Of course, in his case, the father was a duke and the mother a queen with a reputation to protect, and as far as I knew, he’d always gotten enough to eat. But his meals had been taken in a variety of prisons, where his half brother had locked him away so nobody would find out that their mother got around, and maybe start questioning his own royal parentage. And once Louis-Cesare had finally gotten out, it hadn’t been followed by a trip back to the palace where he’d never lived anyway.
Yet you couldn’t tell it. He acted like the prince he’d never been, with a casual arrogance that frequently made me want to strangle him, and an overconfidence that made me afraid for him, and an innate goodness that made me want to sit down and have a serious talk with him, because life wasn’t a Disney flick. In real life, Prince Charming took a knife in the eye, because he fought fair when nobody else did, and the bad guys won.
That was my reality. Hell, that was everyone’s reality, because that was actual fucking reality, and yet here he was, acting like none of that was true, none of that could touch him. But it was, and it could; I could. Not only wasn’t I a Disney hero, part of me wouldn’t even have been cast as the villain because she’d scare the crap out of the kiddies.
“You are upset,” said Mr. Insightful.
“Getting there.” And—finally—I was. And it felt good.
Anger was comfortable, familiar, unlike everything else these days. My life had started to feel like a fight against an outsized opponent, where every time you got back to your feet, he hit you again. And back down you went, onto your ass, with the little birdies flapping around your head while you wondered where you were.
And how you got into this.
I sure as hell didn’t know how I’d gotten into this. It was like I’d stumbled into some kind of crazy dream, one where I had all these people around me, and a respected job, and a gorgeous boyfriend, and . . . and that wasn’t real, that didn’t happen. Which is why it felt less like a dream, and more like the setup for a nightmare, because I didn’t know how this all ended yet, did I?

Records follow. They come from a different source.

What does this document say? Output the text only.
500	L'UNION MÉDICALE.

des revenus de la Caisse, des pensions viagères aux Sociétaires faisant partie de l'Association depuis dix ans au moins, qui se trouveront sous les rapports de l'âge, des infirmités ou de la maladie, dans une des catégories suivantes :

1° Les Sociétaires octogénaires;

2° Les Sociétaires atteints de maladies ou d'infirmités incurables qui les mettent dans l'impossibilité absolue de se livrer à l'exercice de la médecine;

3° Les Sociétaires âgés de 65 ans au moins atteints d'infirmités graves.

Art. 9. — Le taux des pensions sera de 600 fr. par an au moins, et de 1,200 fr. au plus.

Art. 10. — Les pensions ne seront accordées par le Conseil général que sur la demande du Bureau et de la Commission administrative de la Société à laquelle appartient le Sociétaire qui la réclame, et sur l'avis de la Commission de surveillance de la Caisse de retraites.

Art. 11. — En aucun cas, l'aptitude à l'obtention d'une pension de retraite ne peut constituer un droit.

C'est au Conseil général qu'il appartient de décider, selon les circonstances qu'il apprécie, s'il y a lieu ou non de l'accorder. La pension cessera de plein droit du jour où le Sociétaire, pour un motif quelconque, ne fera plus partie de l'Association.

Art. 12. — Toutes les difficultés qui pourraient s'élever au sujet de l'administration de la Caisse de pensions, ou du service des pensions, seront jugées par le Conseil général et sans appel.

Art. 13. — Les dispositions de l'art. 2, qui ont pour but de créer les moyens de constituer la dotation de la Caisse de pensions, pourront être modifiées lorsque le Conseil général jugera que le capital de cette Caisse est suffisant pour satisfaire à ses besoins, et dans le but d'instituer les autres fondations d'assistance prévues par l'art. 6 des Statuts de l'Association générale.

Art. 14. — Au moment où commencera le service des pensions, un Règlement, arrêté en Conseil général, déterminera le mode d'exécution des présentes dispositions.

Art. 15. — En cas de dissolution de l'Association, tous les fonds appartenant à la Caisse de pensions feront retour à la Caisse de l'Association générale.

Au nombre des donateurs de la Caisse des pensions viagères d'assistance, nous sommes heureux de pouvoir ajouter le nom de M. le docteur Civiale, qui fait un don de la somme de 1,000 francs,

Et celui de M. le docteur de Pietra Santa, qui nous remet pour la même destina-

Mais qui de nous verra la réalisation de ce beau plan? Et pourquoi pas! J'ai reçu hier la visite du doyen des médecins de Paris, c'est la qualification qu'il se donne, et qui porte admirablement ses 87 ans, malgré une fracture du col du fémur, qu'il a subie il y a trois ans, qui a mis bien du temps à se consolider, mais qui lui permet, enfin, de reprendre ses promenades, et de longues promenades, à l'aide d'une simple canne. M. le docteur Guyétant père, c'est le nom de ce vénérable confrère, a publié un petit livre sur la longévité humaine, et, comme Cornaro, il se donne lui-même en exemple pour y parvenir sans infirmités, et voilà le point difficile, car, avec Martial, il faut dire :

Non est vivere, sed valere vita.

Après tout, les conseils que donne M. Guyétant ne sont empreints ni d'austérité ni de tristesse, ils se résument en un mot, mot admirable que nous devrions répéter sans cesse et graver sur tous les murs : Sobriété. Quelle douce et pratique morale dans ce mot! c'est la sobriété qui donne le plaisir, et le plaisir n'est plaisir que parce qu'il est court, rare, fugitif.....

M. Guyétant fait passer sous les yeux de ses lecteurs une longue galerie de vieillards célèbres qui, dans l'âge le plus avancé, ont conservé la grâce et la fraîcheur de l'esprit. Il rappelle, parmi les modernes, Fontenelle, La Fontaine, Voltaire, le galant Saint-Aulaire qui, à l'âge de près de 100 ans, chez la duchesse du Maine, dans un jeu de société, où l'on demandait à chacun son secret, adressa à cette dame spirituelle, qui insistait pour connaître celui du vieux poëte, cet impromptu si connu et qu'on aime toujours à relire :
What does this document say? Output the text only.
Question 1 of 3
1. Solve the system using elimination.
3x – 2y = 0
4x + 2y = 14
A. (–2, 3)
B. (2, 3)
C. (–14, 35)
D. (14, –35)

I felt my hands clench on the thick muscles of Louis-Cesare’s shoulders, and wanted . . . what exactly? Reassurance? Life didn’t give reassurance. You paid your money and you took your chances, and most of the time, you lost. Like I was going to do, because I didn’t deserve—
“I’m frightened, too,” Louis-Cesare said suddenly.
I blinked, torn out of my mental battle by whatever the hell that was. “What?”
“I, too, am afraid,” he repeated.
I just stared at him. His eyes met mine, hedged by lashes that couldn’t decide what color they wanted to be, like his hair. At the moment, both were reddish gold, gilded by a stray beam from outside making it into our little cave. And the eyes themselves were open and honest and vividly blue, because the damned man didn’t know you weren’t supposed to say things like that.
And then I realized the implication. “I’m not afraid!”
“I think you are.”
“Of what?”
“Of this.”
The hands on my thighs clenched, and I scowled at him. “I’ve fooled around before!”
“I’m not talking about that.” The disturbing gaze didn’t waver. “I feel it, too. I’ve never been in love—”
“Stop it.”
“Why? It’s true. I’m in love, and it terrifies me.”
“Then why are you here?” It came out harsher than I’d intended, but he didn’t flinch.
“Because you’re here.”
I just stared at him some more; what the hell do you say to that?